16 ottobre 2014 
Seminyac - Isola di Nusa Penida, barriera corallina
Partenza ore 7.30 per la mini crociera all'Isla di Nusa Penida con catamarano (100 Euro a testa) Chi ci deve accompagnare al porto è in ritardo e alcuno si agita. Tutto finisce bene e ci imbarchiamo con 2 arzilli cantanti, giapponesi, coreani, cinesi ... , ma non tanti, e ci propinano una ricca colazione. L'oceano è veramente Pacifico. Dopo quasi due ore di navigazione, indossato il costume, sbarchiamo sull'isola su barche più piccole e via a vedere la barriera corallina. Pinne e maschere fornite dall'organizzazione.
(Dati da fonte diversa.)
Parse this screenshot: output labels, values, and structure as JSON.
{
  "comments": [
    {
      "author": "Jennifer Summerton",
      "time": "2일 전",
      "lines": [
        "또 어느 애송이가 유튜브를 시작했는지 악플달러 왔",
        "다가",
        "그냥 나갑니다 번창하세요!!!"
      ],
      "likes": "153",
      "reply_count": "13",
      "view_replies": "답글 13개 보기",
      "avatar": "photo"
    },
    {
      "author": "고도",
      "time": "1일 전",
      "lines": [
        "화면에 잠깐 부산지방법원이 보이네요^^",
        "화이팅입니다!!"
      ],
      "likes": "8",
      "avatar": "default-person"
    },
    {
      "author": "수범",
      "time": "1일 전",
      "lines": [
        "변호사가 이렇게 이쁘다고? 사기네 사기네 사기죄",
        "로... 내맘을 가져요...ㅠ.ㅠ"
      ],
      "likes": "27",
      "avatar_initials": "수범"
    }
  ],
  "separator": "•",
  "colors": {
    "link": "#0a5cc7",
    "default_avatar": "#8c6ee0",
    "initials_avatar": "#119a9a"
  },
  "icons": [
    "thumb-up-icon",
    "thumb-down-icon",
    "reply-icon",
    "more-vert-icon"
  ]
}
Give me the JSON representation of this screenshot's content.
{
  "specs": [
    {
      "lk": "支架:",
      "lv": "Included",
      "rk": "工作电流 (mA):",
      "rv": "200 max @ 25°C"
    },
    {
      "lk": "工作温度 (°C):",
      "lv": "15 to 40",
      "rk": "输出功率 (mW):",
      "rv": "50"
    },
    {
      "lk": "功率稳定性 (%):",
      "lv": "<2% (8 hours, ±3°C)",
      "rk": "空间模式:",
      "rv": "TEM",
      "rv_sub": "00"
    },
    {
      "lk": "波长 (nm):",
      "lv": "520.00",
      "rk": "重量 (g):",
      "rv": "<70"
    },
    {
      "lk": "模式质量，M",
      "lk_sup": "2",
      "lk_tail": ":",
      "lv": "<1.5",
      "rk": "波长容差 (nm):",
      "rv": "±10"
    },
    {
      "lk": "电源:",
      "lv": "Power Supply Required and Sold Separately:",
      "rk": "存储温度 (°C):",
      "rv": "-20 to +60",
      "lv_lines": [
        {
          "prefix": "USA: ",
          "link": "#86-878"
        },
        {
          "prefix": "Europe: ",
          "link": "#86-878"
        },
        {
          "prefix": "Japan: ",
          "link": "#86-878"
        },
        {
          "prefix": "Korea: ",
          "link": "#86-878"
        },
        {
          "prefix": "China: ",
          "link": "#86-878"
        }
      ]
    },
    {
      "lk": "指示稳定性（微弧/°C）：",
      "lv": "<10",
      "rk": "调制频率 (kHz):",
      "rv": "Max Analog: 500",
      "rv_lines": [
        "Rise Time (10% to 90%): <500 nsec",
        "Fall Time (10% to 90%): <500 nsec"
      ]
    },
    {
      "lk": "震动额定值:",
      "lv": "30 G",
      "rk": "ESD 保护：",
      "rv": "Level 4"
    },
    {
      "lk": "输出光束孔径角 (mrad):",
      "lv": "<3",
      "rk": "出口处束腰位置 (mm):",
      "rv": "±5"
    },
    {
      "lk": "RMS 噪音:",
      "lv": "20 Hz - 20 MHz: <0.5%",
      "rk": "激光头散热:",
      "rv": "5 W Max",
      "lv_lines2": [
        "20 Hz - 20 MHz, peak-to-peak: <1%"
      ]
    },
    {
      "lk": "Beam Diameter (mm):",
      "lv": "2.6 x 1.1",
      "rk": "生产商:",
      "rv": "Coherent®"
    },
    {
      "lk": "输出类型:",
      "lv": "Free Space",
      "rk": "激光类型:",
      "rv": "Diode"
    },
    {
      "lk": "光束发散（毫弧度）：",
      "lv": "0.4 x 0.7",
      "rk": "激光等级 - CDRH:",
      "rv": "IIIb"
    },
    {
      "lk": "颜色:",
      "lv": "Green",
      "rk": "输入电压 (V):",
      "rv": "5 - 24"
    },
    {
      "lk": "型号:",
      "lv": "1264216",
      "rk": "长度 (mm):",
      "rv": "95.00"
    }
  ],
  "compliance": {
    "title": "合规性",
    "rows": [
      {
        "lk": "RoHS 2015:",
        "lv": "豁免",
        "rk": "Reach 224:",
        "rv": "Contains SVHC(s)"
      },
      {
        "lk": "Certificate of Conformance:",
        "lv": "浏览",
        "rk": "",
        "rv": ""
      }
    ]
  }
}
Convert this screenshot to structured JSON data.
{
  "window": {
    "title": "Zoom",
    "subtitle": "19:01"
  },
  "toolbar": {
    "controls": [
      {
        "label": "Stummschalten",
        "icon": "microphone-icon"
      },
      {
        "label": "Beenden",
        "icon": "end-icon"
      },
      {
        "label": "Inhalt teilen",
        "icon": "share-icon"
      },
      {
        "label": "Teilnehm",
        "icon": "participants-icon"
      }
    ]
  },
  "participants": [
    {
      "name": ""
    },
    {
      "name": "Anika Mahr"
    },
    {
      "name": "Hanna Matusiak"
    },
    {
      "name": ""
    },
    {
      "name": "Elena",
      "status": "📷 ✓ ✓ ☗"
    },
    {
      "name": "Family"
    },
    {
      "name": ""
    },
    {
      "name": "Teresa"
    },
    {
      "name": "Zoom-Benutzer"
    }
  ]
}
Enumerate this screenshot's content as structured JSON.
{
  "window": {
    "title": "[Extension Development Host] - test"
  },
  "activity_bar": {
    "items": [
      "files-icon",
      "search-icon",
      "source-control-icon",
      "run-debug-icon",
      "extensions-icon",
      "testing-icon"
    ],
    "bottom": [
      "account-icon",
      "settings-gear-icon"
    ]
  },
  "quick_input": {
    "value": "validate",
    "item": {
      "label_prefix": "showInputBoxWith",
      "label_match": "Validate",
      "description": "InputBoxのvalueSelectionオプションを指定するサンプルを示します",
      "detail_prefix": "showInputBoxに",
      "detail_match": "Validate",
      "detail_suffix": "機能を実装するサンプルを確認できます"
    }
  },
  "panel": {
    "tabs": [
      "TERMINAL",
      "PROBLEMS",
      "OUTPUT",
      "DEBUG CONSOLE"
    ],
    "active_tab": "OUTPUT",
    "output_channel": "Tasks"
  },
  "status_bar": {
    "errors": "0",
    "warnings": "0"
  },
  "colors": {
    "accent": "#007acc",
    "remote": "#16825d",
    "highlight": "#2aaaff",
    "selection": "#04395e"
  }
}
I coreani, giapponesi e cinesi montano pinne e maschere con giubbino e intasano la discesa a mare perché hanno paura. Le ragazze indossano vestitini da bagno con calzoncini, maglietta e gonnellino. Patetico perché sono giovani! Lo snorkeling avviene in una specie di recinto da cui scappiamo subito nonostante le raccomandazioni. Bei pesciotti colorati a righe, uno con unicorno, alcuni mezzi gialli e poi, senza occhiali da vista scambio due sub con pinne fosforescenti che girano sul fondo per enormi pesci colorati. L'acqua è gelida, specie se si prova a scendere. Bello!
Pranzo al riparo dal sole e con grigliata di pesce e carne. Tanti dolcetti al cocco che ho visto vendere nelle baracchette per strada ma che mangio solo qui. Non che la pulizia abbondi anche qui. Poi Mauri, Ros ed io andiamo in barca a fare snorkeling con la lastra di vero sul fondo barca. Mentre Gio va al villaggio a vedere la coltivazione di alghe e la casa sotto terra dell'eremita/sacerdote. Lui torna entusiasta mentre noi, che non abbiamo visto nulla ma riso tanto, possiamo solo cazzeggiare di pesci cane, topo e spugne al formaggio. Al rientro Ros si da ai massaggi mentre Mauri ed io alla pennichella nell'attesa del rientro di Gio.
Ripartenza alle 15 con maxi riposo in barca, pasticcini tra una dormita e l'altra.
Al rientro all'Hotel ripartiamo per la visita alla parte destra, verso Kuta, di Seminyac, brutta come la parte sinistra.
Verso le 20.30 comincia la fame e troviamo un ristorantino indonesiano che non piace a Gio per la poca pulizia. Teatrino al ristorante: Mauri chiede "one bill" e la signora, sorridente, ci porta una birra. Dato il largo sorriso della gestrice Mauri pensa che ce la stia offrendo mentre poi si scopre che è chiaramente aggiunta al conto che già aveva preparato. Poiché Mauri sosteneva la teoria del regalo, non avendo visto la correzione del conto, parte lo sfottò nei suoi confronti. Il dolce, sempre a base di riso, ci viene invece effettivamente offerto.